As she went from one thing to another, and remembered little incidents in connection with them, her heart felt as if it would break. "Why, this is the china cup I cracked a few days before I was married, and here is mamma's little lantern, and the cane papa broke trying to open the wooden gate the rain had swollen."
Besides all these familiar objects there were a great many things she had never seen before, which had belonged to her grandparents or her great-grandparents. Covered with dust they looked like sad, forsaken exiles from another century, their history and adventures for ever lost, for there was no one living now who had known those who had chosen, bought and treasured them, or who had seen the hands which had so often touched them or the eyes which had found such pleasure in looking at them. Jeanne touched them, and turned them about, her fingers leaving their traces on the thick dust; and she stayed for a long, long time amidst these old things, in the garret which was dimly lighted by a little skylight.

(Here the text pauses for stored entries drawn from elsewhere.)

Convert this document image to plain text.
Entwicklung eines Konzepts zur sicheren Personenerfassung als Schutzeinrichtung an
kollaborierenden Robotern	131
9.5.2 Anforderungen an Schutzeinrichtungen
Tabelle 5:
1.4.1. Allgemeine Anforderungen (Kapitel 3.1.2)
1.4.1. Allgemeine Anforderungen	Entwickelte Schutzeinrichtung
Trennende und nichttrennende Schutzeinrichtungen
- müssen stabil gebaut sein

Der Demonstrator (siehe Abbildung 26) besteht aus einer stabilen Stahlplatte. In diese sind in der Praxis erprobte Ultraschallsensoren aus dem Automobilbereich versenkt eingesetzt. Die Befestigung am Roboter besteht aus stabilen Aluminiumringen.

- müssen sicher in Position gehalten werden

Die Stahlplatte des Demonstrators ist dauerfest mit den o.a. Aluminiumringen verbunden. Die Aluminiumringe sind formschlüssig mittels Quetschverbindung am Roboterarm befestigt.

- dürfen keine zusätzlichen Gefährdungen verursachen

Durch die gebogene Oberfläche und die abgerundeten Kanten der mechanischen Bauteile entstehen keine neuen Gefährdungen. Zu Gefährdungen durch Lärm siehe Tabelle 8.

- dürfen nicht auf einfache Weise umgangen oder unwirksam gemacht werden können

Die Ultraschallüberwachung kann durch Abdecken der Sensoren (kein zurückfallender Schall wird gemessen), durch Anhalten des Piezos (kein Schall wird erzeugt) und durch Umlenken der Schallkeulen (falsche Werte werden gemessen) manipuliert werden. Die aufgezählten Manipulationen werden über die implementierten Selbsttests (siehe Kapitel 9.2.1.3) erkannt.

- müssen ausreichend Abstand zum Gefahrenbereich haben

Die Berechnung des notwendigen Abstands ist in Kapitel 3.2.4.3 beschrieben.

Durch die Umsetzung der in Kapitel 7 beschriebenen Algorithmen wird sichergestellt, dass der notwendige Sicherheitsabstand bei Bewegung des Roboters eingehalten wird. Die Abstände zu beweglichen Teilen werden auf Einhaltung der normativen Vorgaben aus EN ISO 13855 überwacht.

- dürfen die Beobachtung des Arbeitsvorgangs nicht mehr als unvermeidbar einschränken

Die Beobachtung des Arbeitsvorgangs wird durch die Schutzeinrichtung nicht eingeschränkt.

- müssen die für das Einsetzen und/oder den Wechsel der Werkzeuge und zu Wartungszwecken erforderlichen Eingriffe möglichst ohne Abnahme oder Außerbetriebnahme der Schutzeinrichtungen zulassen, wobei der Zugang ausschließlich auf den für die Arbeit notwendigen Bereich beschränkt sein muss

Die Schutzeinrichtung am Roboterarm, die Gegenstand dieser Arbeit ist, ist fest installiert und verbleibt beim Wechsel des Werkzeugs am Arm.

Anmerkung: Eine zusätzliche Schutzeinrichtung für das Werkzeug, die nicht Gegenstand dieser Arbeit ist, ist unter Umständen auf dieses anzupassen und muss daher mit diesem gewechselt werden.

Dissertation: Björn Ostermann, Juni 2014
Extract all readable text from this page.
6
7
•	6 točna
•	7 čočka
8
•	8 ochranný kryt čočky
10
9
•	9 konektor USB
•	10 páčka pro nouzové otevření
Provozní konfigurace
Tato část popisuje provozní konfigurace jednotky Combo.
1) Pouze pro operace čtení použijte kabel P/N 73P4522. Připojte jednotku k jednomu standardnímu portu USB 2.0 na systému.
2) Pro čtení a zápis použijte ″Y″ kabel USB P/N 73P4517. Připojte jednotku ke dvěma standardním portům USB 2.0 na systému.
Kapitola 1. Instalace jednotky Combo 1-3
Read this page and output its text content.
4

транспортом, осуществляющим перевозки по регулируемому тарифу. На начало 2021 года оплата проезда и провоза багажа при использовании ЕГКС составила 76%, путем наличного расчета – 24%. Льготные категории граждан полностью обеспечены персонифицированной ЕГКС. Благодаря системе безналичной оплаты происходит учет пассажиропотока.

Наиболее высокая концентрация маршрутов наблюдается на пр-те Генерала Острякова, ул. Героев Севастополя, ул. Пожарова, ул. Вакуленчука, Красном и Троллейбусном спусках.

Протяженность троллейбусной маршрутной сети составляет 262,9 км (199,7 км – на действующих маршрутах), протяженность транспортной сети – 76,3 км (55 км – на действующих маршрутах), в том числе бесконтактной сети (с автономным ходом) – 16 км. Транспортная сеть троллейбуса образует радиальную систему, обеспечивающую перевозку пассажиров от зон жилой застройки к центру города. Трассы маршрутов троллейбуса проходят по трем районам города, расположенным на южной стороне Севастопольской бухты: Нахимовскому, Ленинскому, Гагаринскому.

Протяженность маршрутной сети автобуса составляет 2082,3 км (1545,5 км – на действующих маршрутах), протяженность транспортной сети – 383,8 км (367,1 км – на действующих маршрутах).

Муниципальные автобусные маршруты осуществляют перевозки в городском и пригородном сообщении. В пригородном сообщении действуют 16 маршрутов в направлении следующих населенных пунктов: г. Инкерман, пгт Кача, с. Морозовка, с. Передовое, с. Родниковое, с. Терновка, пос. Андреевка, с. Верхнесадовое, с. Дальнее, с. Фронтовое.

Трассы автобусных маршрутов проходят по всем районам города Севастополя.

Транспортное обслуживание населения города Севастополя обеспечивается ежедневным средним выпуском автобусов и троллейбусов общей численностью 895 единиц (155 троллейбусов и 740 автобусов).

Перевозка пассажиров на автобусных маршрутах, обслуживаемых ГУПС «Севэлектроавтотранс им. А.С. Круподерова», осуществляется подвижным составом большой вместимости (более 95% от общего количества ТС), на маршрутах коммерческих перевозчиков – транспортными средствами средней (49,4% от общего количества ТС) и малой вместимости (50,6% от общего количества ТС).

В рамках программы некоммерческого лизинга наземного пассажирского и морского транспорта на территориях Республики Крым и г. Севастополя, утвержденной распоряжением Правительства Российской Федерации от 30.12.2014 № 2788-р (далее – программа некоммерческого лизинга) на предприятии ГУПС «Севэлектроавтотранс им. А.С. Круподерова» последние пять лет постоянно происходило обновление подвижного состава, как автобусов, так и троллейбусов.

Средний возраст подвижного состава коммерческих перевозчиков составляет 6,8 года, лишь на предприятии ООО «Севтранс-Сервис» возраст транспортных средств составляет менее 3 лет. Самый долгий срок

She tried to find other things with associations to them, and very carefully she examined some three-legged chairs, a copper warming-pan, a dented foot-warmer (which she thought she remembered) and all the other worn-out household utensils. Then she put all the things she thought she should like to take away together, and going downstairs, sent Rosalie up to fetch them. The latter indignantly refused to bring down "such rubbish," but Jeanne, though she hardly ever showed any will of her own, now would have her own way this time, and the servant had to obey.